This week’s publication of the Human Genome Project’s and Celera’s sequencing papers in Nature and Science, respectively, promise to end months of speculation about the pros and cons of each side’s approach to the monumental accomplishment.
Two aspects of the publication have been of particular interest to bioinformaticists: the terms of access to Celera’s data for academic researchers and the relative quality of the two sequence data sets. Each topic is addressed by individual papers appearing alongside the main sequencing papers in the journals.
Science’s primary sequencing paper is accompanied by more than a dozen research papers and relevant commentaries. Notable among these is a provocative essay by University of Pennsylvania’s David Roos that criticizes the journal for agreeing to Celera’s terms for academic access to its data.
Echoing the comments of the controversial open letter penned by Ewan Birney and Sean Eddy in December, Roos wrote, “Bioinformatics research is particularly dependent on unencumbered access to data, including the ability to reanalyze and repost results.”
“For example,” Roos wrote, “a genomewide analysis and reannotation of additional features identified in Celera’s database could not be published or posted on the Web without compromising the proprietary nature of the underlying data. Nor could this information be combined with the resources available from other databases.”
At press time, the full terms of academic access to Celera’s data were not publicly available and a Celera spokesperson did not return calls for comment.
Roos told BioInform that he has not yet seen the data release policy in its final form. “I gather that [it] is still in flux,” he said.
“My understanding is that Celera is quite happy to permit further analysis of their data, and posting of the results in the form of coordinates defining genome features and/or links to Celera’s web site,” Roos said. “Thus it is quite possible to look at the Celera data, but it cannot be incorporated into other databases (e.g. GenBank).”
Roos said that he and Science “went back and forth a bit” regarding publication of his opposing view. He said he’s pleased that the journal agreed to publish his paper, but added, “I suspect I may ultimately wish I had kept out of this mess!”
Of the 24 total items published in Nature on the sequencing project, one details a computational comparison of the Celera and HGP draft sequences. Authored by members of George Church’s lab at Harvard Medical School, it indicates that Celera’s sequence contains approximately 6 percent fewer called bases than the HGP sequence, while Celera’s data includes more information about the locations of sequences on chromosomes.
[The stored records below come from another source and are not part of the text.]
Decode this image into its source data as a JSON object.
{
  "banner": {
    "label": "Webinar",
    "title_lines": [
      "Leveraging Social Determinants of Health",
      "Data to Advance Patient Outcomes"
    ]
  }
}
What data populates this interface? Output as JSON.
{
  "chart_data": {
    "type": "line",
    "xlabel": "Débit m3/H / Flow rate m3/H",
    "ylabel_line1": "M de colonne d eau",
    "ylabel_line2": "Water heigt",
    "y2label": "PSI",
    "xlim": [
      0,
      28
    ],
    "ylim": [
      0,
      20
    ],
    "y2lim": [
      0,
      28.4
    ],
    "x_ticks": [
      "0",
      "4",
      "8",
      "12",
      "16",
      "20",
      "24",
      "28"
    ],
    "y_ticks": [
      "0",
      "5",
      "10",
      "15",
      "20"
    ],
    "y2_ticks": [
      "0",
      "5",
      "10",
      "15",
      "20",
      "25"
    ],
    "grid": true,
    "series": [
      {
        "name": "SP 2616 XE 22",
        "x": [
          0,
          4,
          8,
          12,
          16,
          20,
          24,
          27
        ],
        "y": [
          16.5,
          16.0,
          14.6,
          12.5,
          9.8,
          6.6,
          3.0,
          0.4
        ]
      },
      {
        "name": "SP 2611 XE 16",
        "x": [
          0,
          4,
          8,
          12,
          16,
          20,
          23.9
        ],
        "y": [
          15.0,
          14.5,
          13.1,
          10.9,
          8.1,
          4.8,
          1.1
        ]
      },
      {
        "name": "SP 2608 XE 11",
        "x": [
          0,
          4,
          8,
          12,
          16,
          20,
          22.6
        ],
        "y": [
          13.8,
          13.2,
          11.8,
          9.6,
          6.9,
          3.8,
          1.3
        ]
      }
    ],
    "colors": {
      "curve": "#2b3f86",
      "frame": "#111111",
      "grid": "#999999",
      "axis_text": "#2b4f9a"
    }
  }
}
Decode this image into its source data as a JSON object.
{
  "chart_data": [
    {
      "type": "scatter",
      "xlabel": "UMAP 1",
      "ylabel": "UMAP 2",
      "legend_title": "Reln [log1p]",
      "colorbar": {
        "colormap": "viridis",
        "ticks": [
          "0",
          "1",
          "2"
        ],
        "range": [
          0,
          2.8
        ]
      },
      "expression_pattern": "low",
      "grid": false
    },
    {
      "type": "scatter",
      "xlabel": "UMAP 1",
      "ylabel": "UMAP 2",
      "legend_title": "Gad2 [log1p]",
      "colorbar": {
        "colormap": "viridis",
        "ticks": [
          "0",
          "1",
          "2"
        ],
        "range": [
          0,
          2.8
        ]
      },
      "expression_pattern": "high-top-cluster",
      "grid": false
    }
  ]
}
John Aach, one of the authors of the paper, told BioInform via e-mail that “there’s no reason to believe that the two teams won’t be able to overcome such differences in future versions.”
“Whatever might be said about the relative plusses and minuses of the two sequences today will probably be false tomorrow, since both teams continue to refine and complete their versions,”
Aach added. Aach said that the Church lab wrote a “very simple” algorithm specifically for analyzing and comparing the two sequences. Two bits are allocated for each possible stretch of 15 nucleotides, referred to as 15-mers, of which there are over a billion. The team then read through the reference sequence and added 1 to the counter for each 15-mer, which enabled them to determine the number of times each 15-mer appeared in each of the two sequences and whether it was unique. The same algorithm was run against an input sequence to identify the location of all the unique 15-mers for each sequence.
Aach said that the team is currently interested in using the algorithm to identify unique primers and probes for sequence features of interest.
Both Aach and Roos discuss the computational challenges that bioinformaticists face in meeting the needs of future genomics research, and both anticipate a not-too-distant future when genomics-scale studies are considered routine biology operations.
However, as Roos pointed out, “[S]uch research is only possible if data remain available not only for examination, but also to build upon. It is hard to swim in a sea of data while bound and gagged!”
Roos said that these problems would require “a fair amount of thought” and suggested that patent law may provide some useful precedents for the industry to follow.